He turned away, not expecting an answer from Claygon, but paused.

There. There was a pulse of...something through their link. Alex's heart leapt in excitement: it'd been a long time since he’d felt anything from him.

"Claygon?" he called out.

But the golem kept walking with his spear in hand, striding toward the aeld tree with a purposeful gait that kicked up clouds of white with each step.

"Claygon!" Alex called to his golem. "What's happening? Is there something wrong?" Gently, he tried feeling through their link—looking for that spark of consciousness—but found nothing on the other side. "Claygon? What is—"

The golem suddenly stopped, clutching his war-spear close. His head was turned toward the glow of the aeld tree only a few feet ahead of them. Alex forced his eyes away from Claygon and onto the tree. The weeks of healthy earth, nourishing plant food from the fae, and tender care from Alex, Professor Salinger and many others had done it a world of good. Its golden glow was twice as bright as it had been when Alex first brought it to the camp, and its branches were fuller, healthier and slightly sagging from the number of leaves that had sprouted on them.

Despite the wind, freezing temperatures and snow, it radiated a calming warmth that reached out to Alex, even from feet away. As early winter brought more frequent temperature drops and snow falls, he'd wanted to protect it from winter’s bite and damage by wrapping it in rolls of burlap, but Professor Salinger had told him not to bother that in fact, it would even be harmful to block its leaves from the sunlight.

Alex could see how right he’d been. Its heat was so pleasant, that he almost wanted to hug its lean trunk; yet, something was distressing it. Though it radiated a calming warmth, the emotions rising from it were...anything but calm. Waves of increasing fear, alarm and high levels of tension were wafting from the aeld, hitting him like waves against a seawall. Even a fresh corpse would have noticed its distress.

"What is it?" he asked the young tree, looking between it and Claygon. "Is that what's got you all excited, Claygon? Did you feel something coming off of our leafy friend?"

He stepped toward the tree, placing a hand on its warm bark. "I know there seems to be something between you two."

Alex's eyes narrowed and he looked at his golem closely. "Is there something you want me to know? ...something the tree noticed?"

Nothing came through Claygon's link, even after he'd waited quietly for heartbeats.

"Ah well," he said. "Maybe the weather's got this little one stressed." He patted the tree trunk. "Don't worry, you'll be okay. And I promise I won't...let you...get...buri—"

He paused.

Something tickled his mana senses; something stirred beneath his feet.

"What...what's that?" he paused, wondering if the earth mages were making changes to the tunnels directly under the castle. Maybe—

"Alexander!" a voice whispered behind him.

"Guh!" the young wizard leapt a foot forward, whirling around. Nothing was there. A brief surge of fear gripped his heart.

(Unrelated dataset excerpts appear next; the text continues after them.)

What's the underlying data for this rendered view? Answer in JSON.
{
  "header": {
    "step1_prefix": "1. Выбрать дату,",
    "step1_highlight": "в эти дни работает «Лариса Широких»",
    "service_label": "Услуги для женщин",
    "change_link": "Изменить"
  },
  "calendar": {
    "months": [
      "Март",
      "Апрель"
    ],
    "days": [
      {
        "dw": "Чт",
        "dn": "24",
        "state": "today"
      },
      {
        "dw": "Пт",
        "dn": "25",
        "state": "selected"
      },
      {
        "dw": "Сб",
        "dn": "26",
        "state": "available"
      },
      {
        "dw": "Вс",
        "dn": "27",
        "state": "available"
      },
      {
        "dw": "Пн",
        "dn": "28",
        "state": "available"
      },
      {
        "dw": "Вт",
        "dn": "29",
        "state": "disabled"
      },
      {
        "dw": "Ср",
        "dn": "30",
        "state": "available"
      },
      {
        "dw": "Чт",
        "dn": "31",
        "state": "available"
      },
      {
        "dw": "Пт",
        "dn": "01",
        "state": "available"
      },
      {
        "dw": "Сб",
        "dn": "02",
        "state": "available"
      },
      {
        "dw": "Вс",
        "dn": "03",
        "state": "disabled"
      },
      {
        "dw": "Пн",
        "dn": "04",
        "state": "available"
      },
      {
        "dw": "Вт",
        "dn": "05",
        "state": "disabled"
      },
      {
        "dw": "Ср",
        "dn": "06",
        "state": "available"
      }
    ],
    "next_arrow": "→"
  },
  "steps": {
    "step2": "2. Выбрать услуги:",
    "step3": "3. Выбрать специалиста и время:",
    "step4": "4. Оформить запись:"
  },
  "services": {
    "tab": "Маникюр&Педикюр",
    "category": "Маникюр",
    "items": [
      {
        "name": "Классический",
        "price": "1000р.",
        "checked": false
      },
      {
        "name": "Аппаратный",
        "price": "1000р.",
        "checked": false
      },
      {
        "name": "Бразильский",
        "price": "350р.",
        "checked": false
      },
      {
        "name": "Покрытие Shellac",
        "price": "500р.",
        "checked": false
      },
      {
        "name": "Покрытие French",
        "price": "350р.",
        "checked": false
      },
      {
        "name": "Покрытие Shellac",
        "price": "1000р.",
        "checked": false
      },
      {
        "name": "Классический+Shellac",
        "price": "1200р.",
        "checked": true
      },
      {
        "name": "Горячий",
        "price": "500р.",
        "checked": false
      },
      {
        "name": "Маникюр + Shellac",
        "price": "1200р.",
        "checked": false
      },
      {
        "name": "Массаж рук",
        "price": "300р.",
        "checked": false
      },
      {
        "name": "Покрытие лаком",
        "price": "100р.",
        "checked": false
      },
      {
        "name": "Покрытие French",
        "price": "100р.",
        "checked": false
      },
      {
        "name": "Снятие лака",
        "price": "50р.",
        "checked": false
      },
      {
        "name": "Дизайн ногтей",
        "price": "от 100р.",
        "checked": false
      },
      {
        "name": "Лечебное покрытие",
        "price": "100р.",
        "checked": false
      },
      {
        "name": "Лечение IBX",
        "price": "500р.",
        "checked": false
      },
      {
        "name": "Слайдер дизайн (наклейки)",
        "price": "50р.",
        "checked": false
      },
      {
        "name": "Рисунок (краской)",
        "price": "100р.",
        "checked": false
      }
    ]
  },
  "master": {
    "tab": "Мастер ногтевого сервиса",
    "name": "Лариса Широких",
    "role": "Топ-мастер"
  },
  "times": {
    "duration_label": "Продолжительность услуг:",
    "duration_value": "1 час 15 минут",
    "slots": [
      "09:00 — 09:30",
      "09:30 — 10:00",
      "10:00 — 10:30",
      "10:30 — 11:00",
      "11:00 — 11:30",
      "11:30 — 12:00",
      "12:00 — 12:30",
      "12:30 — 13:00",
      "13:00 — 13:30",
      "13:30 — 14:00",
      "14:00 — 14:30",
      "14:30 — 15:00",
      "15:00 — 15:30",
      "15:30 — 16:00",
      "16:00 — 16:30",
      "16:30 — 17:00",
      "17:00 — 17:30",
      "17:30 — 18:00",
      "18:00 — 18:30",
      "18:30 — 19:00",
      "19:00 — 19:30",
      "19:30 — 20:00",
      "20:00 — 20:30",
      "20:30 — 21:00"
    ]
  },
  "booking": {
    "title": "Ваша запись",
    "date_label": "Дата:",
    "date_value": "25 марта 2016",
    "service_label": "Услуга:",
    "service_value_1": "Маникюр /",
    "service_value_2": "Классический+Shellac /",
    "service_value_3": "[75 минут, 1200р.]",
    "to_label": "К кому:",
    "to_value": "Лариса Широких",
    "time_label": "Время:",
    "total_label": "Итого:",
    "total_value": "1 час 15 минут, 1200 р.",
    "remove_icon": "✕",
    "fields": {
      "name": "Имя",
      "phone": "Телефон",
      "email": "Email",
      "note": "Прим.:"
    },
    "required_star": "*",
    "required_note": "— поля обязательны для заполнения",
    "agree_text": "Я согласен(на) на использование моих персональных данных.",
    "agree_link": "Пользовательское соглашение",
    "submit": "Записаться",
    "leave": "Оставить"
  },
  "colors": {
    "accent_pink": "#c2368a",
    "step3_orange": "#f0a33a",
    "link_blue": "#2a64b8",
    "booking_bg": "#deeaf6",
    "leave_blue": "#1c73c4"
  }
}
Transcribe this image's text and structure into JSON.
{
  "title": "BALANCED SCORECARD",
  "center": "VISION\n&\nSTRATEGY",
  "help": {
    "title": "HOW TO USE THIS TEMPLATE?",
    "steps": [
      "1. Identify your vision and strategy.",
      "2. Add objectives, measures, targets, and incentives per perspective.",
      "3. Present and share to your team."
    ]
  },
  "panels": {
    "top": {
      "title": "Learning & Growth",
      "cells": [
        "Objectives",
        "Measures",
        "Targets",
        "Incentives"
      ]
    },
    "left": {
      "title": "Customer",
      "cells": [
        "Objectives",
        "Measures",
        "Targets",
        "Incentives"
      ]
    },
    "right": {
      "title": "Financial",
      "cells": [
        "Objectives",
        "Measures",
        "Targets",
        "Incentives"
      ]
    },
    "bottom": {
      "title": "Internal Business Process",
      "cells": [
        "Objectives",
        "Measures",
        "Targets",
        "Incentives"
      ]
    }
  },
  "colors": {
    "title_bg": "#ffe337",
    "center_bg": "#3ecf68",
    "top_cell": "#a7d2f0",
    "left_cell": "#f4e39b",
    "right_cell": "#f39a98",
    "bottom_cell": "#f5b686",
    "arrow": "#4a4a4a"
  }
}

Was it a ghost? Had the tree sensed some invisible spirit here to stalk him through the world of the livi—

"Down here! Down here!" a familiar voice cried through the wind.

Alex looked down and yelped again: a sight he hadn’t expected to see for at least another fifty years was looking back at him. "Gwyllain?" He glanced around before bending down. "What're you doing here?"

The little asrai was hugging himself against the cold, his jaws chattering. "Warning you!" he cried. "Monsters are coming from down below you wizards! They're going to attack you at any second!"

"What?" Alex gasped.

Then it sank in; the mana he’d felt below was familiar, but it had the stink of Ravener-magic.

"Oh, by the Traveller!" he shouted.

"Defend yourself!" Gwyllain said. "Don't go getting yourself gutted! Now I'm getting far away from here! Good luck! I'll try and get you some help!"

"Help? What kind of hel—"

But the fae had already turned, darted into the blowing snow, and disappeared.

Alex's mind raced. The wind and snowflakes stung his face as he turned back to the tree. "That's what you felt!" he cried. "You felt the same monsters that treenapped you—"

His heart skipped. If the monsters were coming from below...

"Theresa and the others!" he shouted, sprinting toward the keep. "Help! We're about to be attacked! Monsters are—"

He'd only gotten half of his warning out before the alarm bells began urgently pealing throughout the research castle.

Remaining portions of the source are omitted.